I was getting resigned to missing out on Yellowstone.  Was it too much of a detour and too much gas for a brief glimpse of only the North road of the park? For example, would we be able to reach one of the most famous parts of Yellowstone, the Old Faithful Geyser? But we may only be here once, and Simon was adamant that I should be more positive - so we must fit it in!





The Roosevelt arch
Off we drove.  Stopping for a brief lunch and battling with gusting winds (again, while I was driving!) we finally reached the North entrance by the Roosevelt arch at 345pm.  Straight away we saw numerous deer and our first bison, close-up.   




Wild bison... they are LARGE!
Only issue – our grey tank was overflowing and our water tank was near empty because the sneaky park last night had put padlocks on all their taps so we were unable to fill up today. The lady at the entrance station confirmed that the Mammoth camp ground is open but didn’t think there were any facilities for dumping or topping up water tanks. Yikes, we parked up to take stock of our position.  I could cope without a shower (as long as Simon didn’t mind) and we had plenty of bottled water so we would not go without essentials like tea and coffee.  It was the only RV site available to us.  The two in Gardiner were closed and when I tried my charms with the owner of one of them over the phone I failed.  I offered her $10 for us to top up on water and use her dump station, but no, she wouldn’t open, even though she is due to on 1st April – that’s in only TWO DAYS! 

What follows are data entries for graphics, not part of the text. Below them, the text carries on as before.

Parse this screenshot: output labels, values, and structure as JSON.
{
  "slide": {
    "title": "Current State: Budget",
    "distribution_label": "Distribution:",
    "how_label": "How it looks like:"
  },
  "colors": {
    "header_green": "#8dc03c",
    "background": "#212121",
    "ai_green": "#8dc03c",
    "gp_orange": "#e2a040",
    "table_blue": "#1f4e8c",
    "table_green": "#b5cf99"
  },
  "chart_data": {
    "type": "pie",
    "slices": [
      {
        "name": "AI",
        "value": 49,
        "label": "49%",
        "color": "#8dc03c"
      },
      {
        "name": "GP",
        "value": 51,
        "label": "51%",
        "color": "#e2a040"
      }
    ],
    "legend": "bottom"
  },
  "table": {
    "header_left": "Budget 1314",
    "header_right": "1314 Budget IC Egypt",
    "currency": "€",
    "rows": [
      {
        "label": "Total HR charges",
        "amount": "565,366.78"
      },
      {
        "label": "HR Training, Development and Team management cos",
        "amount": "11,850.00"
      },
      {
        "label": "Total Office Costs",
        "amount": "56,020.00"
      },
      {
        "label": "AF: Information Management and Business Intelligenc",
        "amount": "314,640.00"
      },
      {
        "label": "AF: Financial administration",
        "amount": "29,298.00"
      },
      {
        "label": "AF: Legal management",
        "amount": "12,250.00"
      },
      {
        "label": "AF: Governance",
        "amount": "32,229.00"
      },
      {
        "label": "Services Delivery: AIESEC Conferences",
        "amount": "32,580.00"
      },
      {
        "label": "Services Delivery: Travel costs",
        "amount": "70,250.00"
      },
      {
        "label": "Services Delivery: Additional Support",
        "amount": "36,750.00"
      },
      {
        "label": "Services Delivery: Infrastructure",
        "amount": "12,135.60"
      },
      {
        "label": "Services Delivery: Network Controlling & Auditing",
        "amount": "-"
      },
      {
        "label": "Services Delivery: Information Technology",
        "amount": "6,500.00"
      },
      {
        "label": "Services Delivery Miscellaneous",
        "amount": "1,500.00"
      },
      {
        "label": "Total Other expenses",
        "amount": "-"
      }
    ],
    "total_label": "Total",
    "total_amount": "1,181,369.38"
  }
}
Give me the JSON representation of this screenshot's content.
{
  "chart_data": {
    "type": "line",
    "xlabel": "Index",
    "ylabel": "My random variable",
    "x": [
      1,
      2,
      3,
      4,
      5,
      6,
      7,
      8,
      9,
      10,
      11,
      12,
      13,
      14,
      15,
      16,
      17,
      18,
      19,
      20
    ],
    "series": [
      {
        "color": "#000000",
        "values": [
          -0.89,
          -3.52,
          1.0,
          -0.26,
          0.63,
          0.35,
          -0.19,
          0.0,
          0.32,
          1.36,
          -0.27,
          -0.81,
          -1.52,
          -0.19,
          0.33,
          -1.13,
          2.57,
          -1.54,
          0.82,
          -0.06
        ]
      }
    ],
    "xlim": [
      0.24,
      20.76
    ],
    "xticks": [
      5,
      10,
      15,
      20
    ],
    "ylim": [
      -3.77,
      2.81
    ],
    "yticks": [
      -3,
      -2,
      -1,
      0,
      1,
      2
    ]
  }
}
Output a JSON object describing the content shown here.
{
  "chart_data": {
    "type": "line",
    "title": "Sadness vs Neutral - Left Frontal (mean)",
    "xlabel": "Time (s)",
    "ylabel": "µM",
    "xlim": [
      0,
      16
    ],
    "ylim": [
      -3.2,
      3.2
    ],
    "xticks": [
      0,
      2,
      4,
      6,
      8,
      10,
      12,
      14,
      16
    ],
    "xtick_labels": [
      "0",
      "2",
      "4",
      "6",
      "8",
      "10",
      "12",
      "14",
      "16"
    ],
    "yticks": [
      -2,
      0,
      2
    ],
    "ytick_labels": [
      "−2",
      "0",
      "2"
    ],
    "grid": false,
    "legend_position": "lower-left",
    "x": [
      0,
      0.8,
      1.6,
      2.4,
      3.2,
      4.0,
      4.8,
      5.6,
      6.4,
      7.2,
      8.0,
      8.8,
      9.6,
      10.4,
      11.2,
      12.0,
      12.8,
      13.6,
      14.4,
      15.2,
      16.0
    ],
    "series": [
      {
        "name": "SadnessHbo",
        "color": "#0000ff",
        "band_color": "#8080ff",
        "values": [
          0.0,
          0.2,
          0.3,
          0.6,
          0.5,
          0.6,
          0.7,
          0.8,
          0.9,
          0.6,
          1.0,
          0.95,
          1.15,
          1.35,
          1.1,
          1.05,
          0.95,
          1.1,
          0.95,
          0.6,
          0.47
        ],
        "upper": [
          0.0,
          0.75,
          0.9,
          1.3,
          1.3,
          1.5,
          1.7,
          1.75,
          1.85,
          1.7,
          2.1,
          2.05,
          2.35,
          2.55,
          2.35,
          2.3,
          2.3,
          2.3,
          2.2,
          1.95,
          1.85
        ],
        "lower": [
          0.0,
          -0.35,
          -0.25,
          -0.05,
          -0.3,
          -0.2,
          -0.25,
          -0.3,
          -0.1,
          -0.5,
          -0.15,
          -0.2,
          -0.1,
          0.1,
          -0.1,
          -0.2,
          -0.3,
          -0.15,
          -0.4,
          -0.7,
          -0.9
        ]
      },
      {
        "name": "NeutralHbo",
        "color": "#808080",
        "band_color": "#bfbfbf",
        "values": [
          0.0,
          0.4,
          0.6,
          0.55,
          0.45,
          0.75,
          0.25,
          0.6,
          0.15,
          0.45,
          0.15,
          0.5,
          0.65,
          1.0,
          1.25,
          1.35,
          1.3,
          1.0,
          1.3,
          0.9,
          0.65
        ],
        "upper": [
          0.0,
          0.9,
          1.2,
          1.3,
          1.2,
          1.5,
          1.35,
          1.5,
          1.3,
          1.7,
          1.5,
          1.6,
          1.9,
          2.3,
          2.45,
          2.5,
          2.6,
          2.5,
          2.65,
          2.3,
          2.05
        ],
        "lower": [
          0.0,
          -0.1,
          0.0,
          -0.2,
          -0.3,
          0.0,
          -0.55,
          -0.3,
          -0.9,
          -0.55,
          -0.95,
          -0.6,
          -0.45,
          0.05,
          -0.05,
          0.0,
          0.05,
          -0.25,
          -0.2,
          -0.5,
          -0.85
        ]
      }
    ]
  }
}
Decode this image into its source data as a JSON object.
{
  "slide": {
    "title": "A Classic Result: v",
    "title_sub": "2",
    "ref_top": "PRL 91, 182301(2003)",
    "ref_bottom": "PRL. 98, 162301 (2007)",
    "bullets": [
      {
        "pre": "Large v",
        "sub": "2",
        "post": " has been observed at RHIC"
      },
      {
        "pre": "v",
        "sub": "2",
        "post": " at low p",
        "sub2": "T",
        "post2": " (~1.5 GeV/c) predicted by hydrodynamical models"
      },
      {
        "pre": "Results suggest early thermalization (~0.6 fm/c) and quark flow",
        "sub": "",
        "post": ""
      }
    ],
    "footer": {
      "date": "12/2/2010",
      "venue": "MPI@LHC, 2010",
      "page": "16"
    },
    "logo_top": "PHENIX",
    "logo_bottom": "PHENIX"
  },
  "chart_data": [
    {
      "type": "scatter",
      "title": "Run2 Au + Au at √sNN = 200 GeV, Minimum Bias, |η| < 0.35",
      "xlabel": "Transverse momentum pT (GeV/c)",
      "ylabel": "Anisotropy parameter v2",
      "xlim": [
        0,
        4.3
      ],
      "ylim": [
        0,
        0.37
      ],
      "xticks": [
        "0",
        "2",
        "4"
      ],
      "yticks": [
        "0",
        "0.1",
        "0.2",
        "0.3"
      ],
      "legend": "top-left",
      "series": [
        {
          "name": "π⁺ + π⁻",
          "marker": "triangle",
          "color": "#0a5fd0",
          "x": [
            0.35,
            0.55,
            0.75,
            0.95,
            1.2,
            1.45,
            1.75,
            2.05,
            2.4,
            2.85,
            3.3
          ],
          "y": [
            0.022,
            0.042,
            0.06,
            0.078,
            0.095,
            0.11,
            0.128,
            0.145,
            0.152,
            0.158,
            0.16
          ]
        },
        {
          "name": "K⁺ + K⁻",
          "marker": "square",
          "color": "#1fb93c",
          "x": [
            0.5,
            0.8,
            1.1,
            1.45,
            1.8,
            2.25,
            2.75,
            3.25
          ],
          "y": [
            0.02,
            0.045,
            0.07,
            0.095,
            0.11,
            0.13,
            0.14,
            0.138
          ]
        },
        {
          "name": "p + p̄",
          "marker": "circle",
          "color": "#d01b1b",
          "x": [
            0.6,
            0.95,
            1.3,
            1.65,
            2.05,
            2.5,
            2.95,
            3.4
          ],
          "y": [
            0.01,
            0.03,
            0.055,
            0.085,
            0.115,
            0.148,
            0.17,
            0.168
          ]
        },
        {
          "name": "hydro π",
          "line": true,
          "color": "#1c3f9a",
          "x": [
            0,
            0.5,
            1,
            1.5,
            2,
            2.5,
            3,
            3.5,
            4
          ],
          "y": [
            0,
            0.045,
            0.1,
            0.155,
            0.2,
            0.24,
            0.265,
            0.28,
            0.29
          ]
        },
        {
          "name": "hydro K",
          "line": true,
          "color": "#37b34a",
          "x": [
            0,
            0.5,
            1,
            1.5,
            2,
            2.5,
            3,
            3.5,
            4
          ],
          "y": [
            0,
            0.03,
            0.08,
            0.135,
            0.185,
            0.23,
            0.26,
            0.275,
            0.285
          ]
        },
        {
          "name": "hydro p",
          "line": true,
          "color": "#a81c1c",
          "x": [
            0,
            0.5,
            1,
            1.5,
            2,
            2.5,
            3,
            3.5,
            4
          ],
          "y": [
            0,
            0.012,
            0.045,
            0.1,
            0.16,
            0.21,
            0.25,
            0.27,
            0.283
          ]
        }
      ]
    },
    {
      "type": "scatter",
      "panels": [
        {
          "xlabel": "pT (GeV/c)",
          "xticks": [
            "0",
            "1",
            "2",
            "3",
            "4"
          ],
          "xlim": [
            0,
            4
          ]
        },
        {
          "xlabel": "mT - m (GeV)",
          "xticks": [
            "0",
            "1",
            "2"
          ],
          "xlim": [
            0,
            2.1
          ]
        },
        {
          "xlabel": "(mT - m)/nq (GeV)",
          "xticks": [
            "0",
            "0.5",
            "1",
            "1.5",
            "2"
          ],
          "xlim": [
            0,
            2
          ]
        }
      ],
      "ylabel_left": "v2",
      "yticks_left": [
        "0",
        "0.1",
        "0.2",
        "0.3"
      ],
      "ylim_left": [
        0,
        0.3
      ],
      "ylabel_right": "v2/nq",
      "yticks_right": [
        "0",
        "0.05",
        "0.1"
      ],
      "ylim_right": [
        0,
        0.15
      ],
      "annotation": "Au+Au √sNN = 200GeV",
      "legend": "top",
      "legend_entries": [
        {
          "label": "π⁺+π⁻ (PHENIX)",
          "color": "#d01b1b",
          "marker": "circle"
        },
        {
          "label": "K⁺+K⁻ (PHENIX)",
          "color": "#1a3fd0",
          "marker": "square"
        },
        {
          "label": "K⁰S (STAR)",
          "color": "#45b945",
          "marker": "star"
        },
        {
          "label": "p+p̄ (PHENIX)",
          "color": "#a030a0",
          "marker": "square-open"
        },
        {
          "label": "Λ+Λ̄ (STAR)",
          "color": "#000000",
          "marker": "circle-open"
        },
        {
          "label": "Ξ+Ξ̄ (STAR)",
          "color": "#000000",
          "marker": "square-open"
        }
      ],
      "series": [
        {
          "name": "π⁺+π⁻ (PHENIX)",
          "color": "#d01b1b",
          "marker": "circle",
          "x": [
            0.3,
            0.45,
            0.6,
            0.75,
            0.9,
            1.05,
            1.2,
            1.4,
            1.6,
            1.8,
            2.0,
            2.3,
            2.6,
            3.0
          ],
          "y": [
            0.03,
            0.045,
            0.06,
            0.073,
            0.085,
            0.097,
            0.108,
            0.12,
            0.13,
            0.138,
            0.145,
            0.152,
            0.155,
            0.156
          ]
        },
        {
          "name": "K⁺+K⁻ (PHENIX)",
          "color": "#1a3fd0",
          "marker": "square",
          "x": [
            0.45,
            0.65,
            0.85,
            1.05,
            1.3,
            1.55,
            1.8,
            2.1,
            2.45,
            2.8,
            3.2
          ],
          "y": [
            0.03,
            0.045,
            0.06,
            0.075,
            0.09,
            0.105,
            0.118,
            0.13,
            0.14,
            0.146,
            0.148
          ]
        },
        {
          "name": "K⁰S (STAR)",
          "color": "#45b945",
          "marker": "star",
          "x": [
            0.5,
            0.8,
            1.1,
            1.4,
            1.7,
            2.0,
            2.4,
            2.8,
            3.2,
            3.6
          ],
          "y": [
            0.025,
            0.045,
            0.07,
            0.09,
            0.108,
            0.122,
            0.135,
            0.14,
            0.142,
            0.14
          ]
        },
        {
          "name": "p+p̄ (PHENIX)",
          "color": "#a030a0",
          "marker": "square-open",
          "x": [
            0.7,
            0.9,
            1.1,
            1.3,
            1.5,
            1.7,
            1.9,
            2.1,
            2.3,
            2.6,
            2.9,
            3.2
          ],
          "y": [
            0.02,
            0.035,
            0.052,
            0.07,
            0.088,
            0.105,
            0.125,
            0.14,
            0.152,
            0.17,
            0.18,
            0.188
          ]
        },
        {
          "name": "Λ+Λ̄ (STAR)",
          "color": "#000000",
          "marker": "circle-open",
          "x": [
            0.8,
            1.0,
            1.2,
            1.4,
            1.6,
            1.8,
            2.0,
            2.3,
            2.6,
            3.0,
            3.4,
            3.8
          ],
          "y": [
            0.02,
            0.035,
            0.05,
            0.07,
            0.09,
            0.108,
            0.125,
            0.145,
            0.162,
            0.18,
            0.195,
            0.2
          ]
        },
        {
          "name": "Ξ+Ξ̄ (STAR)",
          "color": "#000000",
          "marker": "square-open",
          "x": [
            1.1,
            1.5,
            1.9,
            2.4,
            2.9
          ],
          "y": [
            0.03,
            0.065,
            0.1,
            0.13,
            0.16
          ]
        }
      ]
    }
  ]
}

Never mind.  The situation improved when we reached Mammoth camp ground, just five miles into the park.  There was water available, phew! And also, plenty of space.  So, we selected a spot away from other campers and reviewed the map of Yellowstone.  What to do – go for a drive this afternoon to explore the North road and leave first thing in the morning? Or settle in for the night and do the touring in the morning?  Ominous clouds and freezing winds, plus the fact that we felt we’d driven enough today, helped us with the decision.  Tomorrow it is!  So, instead of visiting Yellowstone on Tuesday afternoon as originally planned, we were now doing it on Thursday morning.  Hmmmm, our plans for the next week may have to change to facilitate this delay.  This time next week we need to be picking up guests from the airport in Seattle!  We had a planning meeting, but it may all still change, so I’ll just let things unfold.

Having been stuck in the RV driving all day I needed a leg-stretch despite our decision.  I managed to guilt Simon into coming for a walk into Fort Yellowstone with me because he would feel terrible if I got eaten by bears of kicked by an elk, wouldn’t he?!  We were out for just under an hour in the biting cold but saw some bits that we now won’t have to factor in during the morning.


View from Fort Yellowstone across to Mammoth hot springs

Back at the RV, generator use is only allowed until 8pm.  So, we got dinner on, I had the hot shower I was secretly hoping for and we got the heating on in preparation for an early night without power.  In fact, we had another movie night as there was no chance of any TV channels or blogging happening here in the middle of the mountains.  But I like being off the radar like this.